CANDICE BENBOW: Thank you for having me.
SIMON: R. Kelly has a deep relationship with gospel music and the black church, doesn't he?
BENBOW: He does. So from "I Need An Angel," with "I Believe I Can Fly," writing for Whitney Houston with "I Look To You" - these are songs that are sung in our churches - recently working with Marvin Sapp. So he has a record and a history of creating songs that speak to black Christians in particular. And that reach has been one that has been both long-standing and has allowed him a certain kind of insulation from critique.
SIMON: Well, help us understand that insulation. Is it as simple as a lot of people are indebted to him for extraordinary work? Do they like him personally?
BENBOW: It's a both-and, right? So on one level, because you've written these monster hits for people, there's a way in which that power insulates you from critique, right? But in a larger sense, we have to look at the structure of our churches and the structure of our theologies.
There was a point when the only place that black men could find power and respect and refuge was in our black churches, right? So during the height of the civil rights movement, during Reconstruction, if you could not be in larger society where you were respected, you definitely could come to the church and be a leader in our communities and our congregations. And so that leadership became protected over and above caring for and protecting black women and girls.
And so even when - before we saw "Surviving R. Kelly," there were a number of allegations that, again, nobody touched in this particular community because it was easier for us to say, I'm going to pray for him, rather than say, I'm going to attack this head-on because if we attacked it head-on, we will have to talk about other issues that are similar that are happening in churches every day.

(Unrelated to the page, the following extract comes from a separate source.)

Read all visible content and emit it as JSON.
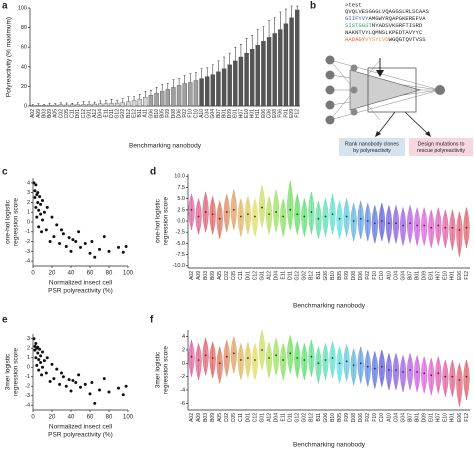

SIMON: You mentioned Marvin Sapp. And that 2017 album "Close" has a track that he worked on with R. Kelly. Marvin Sapp is a bishop - isn't he? - not just a recording artist.

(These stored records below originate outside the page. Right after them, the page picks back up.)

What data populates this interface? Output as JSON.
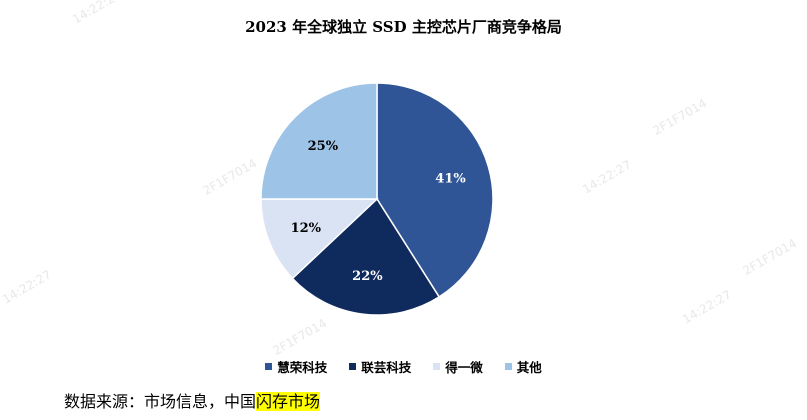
{
  "chart_data": {
    "type": "pie",
    "title": "2023 年全球独立 SSD 主控芯片厂商竞争格局",
    "categories": [
      "慧荣科技",
      "联芸科技",
      "得一微",
      "其他"
    ],
    "values": [
      41,
      22,
      12,
      25
    ],
    "value_labels": [
      "41%",
      "22%",
      "12%",
      "25%"
    ],
    "colors": [
      "#2f5597",
      "#0f2a5c",
      "#dae3f3",
      "#9dc3e6"
    ],
    "label_colors": [
      "#ffffff",
      "#ffffff",
      "#000000",
      "#000000"
    ],
    "start": "12 o'clock",
    "direction": "clockwise",
    "legend_position": "bottom"
  },
  "source": {
    "prefix": "数据来源：市场信息，中国",
    "highlight": "闪存市场"
  },
  "watermark": {
    "time": "14:22:27",
    "id": "2F1F7014"
  }
}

BENBOW: He is. So - and that makes it even more dangerous, right? Because when people critiqued Marvin Sapp for not only doing the record but intentionally keeping the record on his album, he said, you know, I would rather pray for him rather than condemn him and then went on to make a broader statement that God has used flawed men in the Bible, citing Noah and Moses, to do great things and great work. And while that's true, there's a difference between Noah and Moses and a pedophile, right?
BENBOW: So we have to be very clear that when we decide to cloak a lack of accountability in Godspeak, what does that signal for our broader congregations every single day?
SIMON: Can you listen to R. Kelly's music?
BENBOW: I would be hypocritical if I said that I wasn't listening to "I Believe I Can Fly" because I was, right? But I think that there comes a point, particularly as I grew as a feminist and had experienced friends telling me their own experiences, coming into honesty around my own experiences around sexual trauma and assault - it became important for me to reckon with the fact that if I am going to support R. Kelly by listening to him, then I am saying that these experiences do not matter. And I'm saying that black girls' and black women's voices don't matter. And I can't say that because then that means that my voice doesn't matter.
And so I think that we are in a moment where we have to draw the line in the sand. There are so many black girls and black women who have experienced violation who look to gospel music and who look to pastors to help them navigate these experiences. And if they can't hear their favorite gospel artists or their pastor say, this is wrong, and we have to address it, then we really have to think about, what is the true message of the church? And what is the true message of gospel music?
SIMON: Candice Benbow. Her piece appears on her website, candicebenbow.com. Thank you so much for being with us.